Why the K-22?
Could you please enlighten me as to what makes the K-22 so special? All I see - in my ignorance, no doubt - is a terribly overpriced .22 revolver."
Well, at one time, I would have asked the same question. I was shooting 9mm wonder guns back then, and had an aversion for any rotisserie guns. They were old man specials, and I eschewed them with relish.
Then, one day at a gun show, I purchased a Smith & Wesson Model 49. The barrier was broken. Before I knew what had me, I trawling pawn shops for more polished, blued, pinned & recessed Smith & Wesson iron. Being able to pick up a hand fitted revolver for under $200 made these guns as irresistible to me as pork chops to a bull terrier.
A gun is worthless if you cannot reliably hit what you are shooting at. Marksmanship is founded on trigger control and sight alignment. Being able to hold one's sights on target while pulling back a revolver's double action trigger to the point of sear release is a marksmanship skill that is the epitome of trigger control. Shooting a .357 magnum or .38 special revolver well in double action is the zenith of handgun marksmanship. Many simply toss in the towel and claim it is a skill that cannot be mastered by mortals. Analyzing the problem however, reveals the trouble is not the inherent accuracy of the gun, but the shooter's inability to harness that accuracy. The act of pulling the double action trigger often pulls the sights out of alignment.
So, how does one correct this? By training the hands. Muscle memory is built by many many trigger pulls. Of course, dry firing can provide that benefit, right? It does, but with one exception......dry firing only yields subjective feedback to the shooter. Shooting a .22 pistol at a target yields solid undeniable feedback, and in so doing, gives faster results towards building skills. I use a .22 pistol to build trigger skills on semi autos. The double action revolver trigger is significantly different from a .22 pistol though. So, why not a S&W revolver to build trigger skills for the K frame?
The Smith & Wesson revolver trigger is unique. It's long, firm double action pull demands dedication and diligence to master, then regular shooting to maintain proficiency. A Smith & Wesson revolver has the ability to shoot one hole groups double action IF the shooter is up to the task. One thing is almost certain, if a man can shoot a double action revolver well, he will shoot almost any handgun well.

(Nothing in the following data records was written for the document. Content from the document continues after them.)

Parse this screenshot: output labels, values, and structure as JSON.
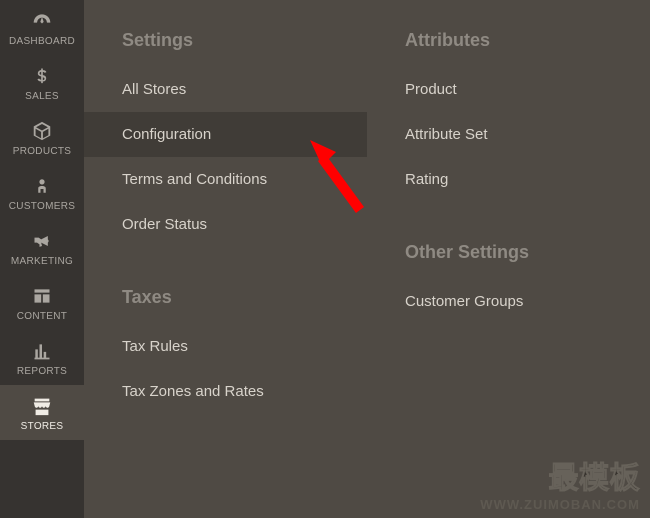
{
  "nav": [
    {
      "label": "DASHBOARD",
      "icon": "gauge"
    },
    {
      "label": "SALES",
      "icon": "dollar"
    },
    {
      "label": "PRODUCTS",
      "icon": "cube"
    },
    {
      "label": "CUSTOMERS",
      "icon": "person"
    },
    {
      "label": "MARKETING",
      "icon": "megaphone"
    },
    {
      "label": "CONTENT",
      "icon": "layout"
    },
    {
      "label": "REPORTS",
      "icon": "bars"
    },
    {
      "label": "STORES",
      "icon": "store",
      "active": true
    }
  ],
  "flyout": {
    "col1": {
      "settings_title": "Settings",
      "settings_items": [
        "All Stores",
        "Configuration",
        "Terms and Conditions",
        "Order Status"
      ],
      "settings_highlight_index": 1,
      "taxes_title": "Taxes",
      "taxes_items": [
        "Tax Rules",
        "Tax Zones and Rates"
      ]
    },
    "col2": {
      "attributes_title": "Attributes",
      "attributes_items": [
        "Product",
        "Attribute Set",
        "Rating"
      ],
      "other_title": "Other Settings",
      "other_items": [
        "Customer Groups"
      ]
    }
  },
  "watermark": {
    "cn": "最模板",
    "url": "WWW.ZUIMOBAN.COM"
  },
  "colors": {
    "arrow": "#ff0000"
  }
}
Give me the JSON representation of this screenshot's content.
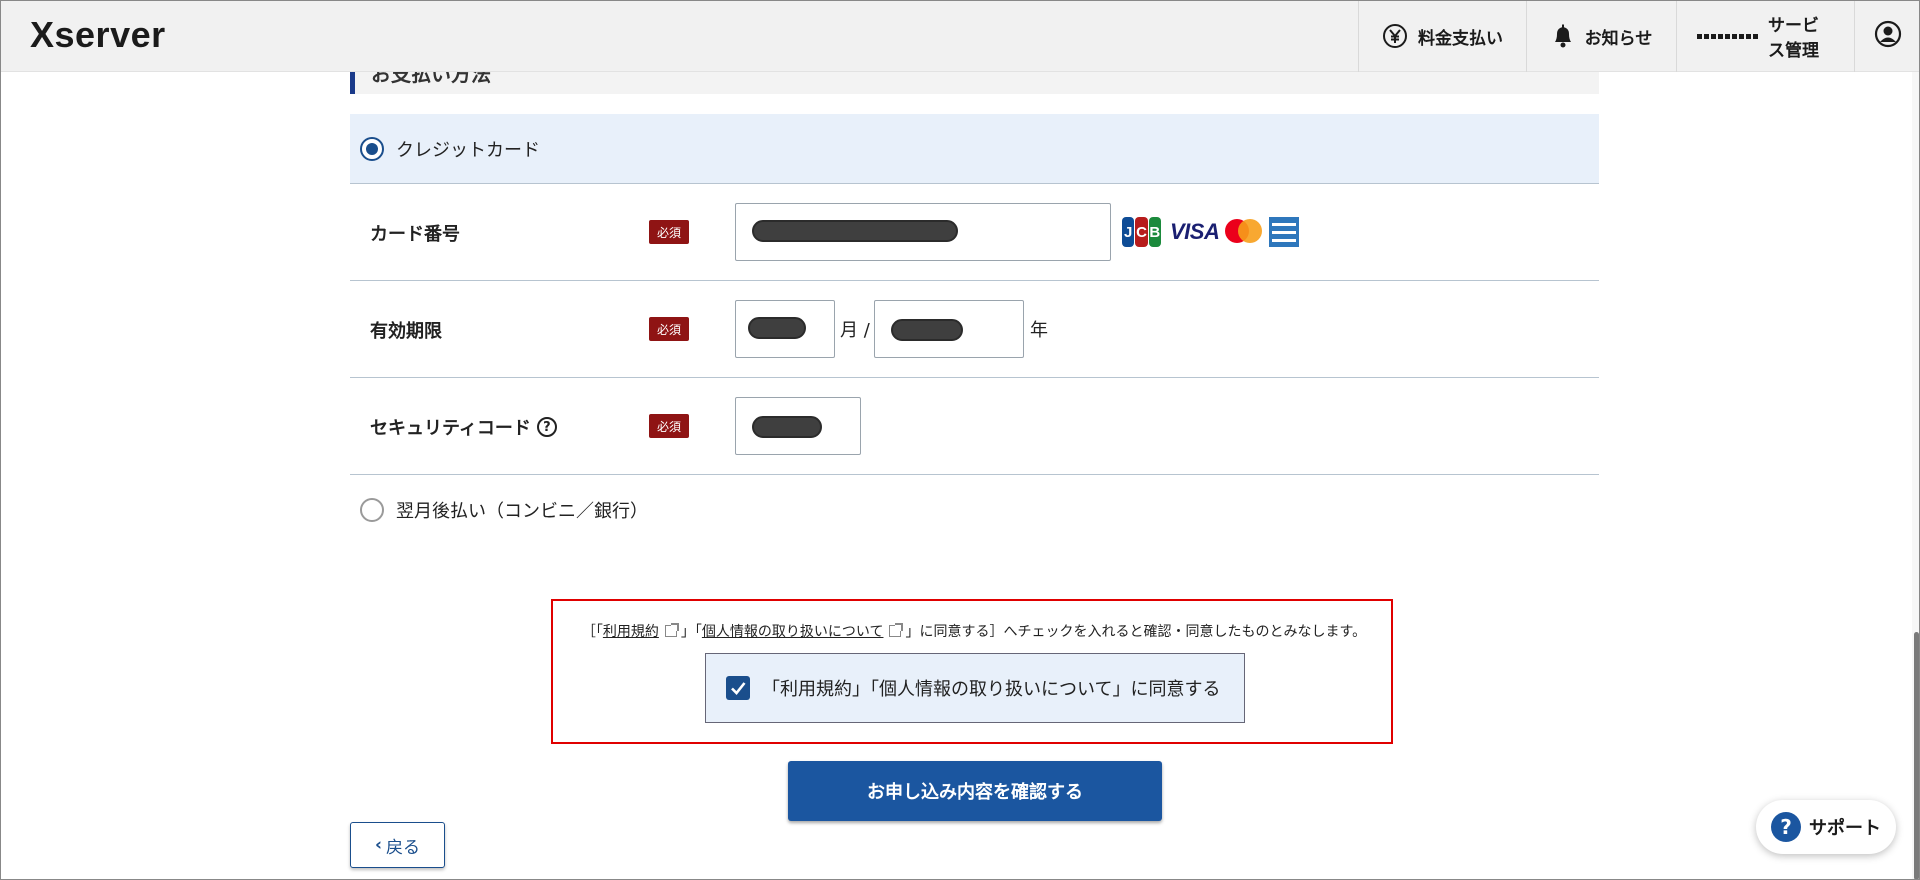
{
  "header": {
    "logo": "Xserver",
    "nav": [
      {
        "label": "料金支払い",
        "icon": "yen-circle-icon"
      },
      {
        "label": "お知らせ",
        "icon": "bell-icon"
      },
      {
        "label": "サービス管理",
        "icon": "grid-icon"
      },
      {
        "label": "",
        "icon": "account-icon"
      }
    ]
  },
  "section": {
    "title": "お支払い方法"
  },
  "payment": {
    "credit_label": "クレジットカード",
    "credit_selected": true,
    "later_label": "翌月後払い（コンビニ／銀行）",
    "later_selected": false
  },
  "form": {
    "card_number_label": "カード番号",
    "expiry_label": "有効期限",
    "security_label": "セキュリティコード",
    "required_badge": "必須",
    "month_unit": "月 /",
    "year_unit": "年",
    "help_mark": "?",
    "card_brands": [
      "JCB",
      "VISA",
      "Mastercard",
      "AMEX"
    ]
  },
  "agreement": {
    "bracket_open": "［「",
    "terms_link": "利用規約",
    "mid": "」「",
    "privacy_link": "個人情報の取り扱いについて",
    "tail": "」に同意する］へチェックを入れると確認・同意したものとみなします。",
    "checkbox_label": "「利用規約」「個人情報の取り扱いについて」に同意する",
    "checked": true
  },
  "buttons": {
    "confirm": "お申し込み内容を確認する",
    "back": "戻る",
    "back_chevron": "‹",
    "support": "サポート",
    "support_mark": "?"
  },
  "colors": {
    "brand_blue": "#1b56a0",
    "required_red": "#8f1414",
    "highlight_border": "#e00000",
    "selected_bg": "#e8f0fa"
  }
}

The Smith & Wesson K-22 has exactly the same feel and trigger pull as a K frame .38 special, or a K frame .357magnum. Thus, a shooter can train on the double action S&W trigger while shooting ammo that is very inexpensive, often shooting until they are exhausted.
So, what is that kind of trigger control worth to you? $500? $350? To build the skill, you can shoot thousands of rounds of .38 special. The cheapest .38 special I can find is about $16 per 100 rounds, thus $500 buys roughly three thousand rounds of training. The other alternative is to use that same $500 to buy another gun, with the same trigger, weight and feel, that shoots a less expensive caliber. If you find a decent used gun for $350 (my price limit) the $150 difference buys 7500 rounds of .22LR ammo. Thus, $500 can buy 3000 shots from your .38 special revolver, or $500 can buy another gun, with the same trigger, and 7500 shots through it. Which is the better investment towards building skills? Is the K-22 overpriced?
The K-22 and the Model 17 command a princely sum on the open market because they are desirable guns. That is why shooters desire them. The price is what the market will bear.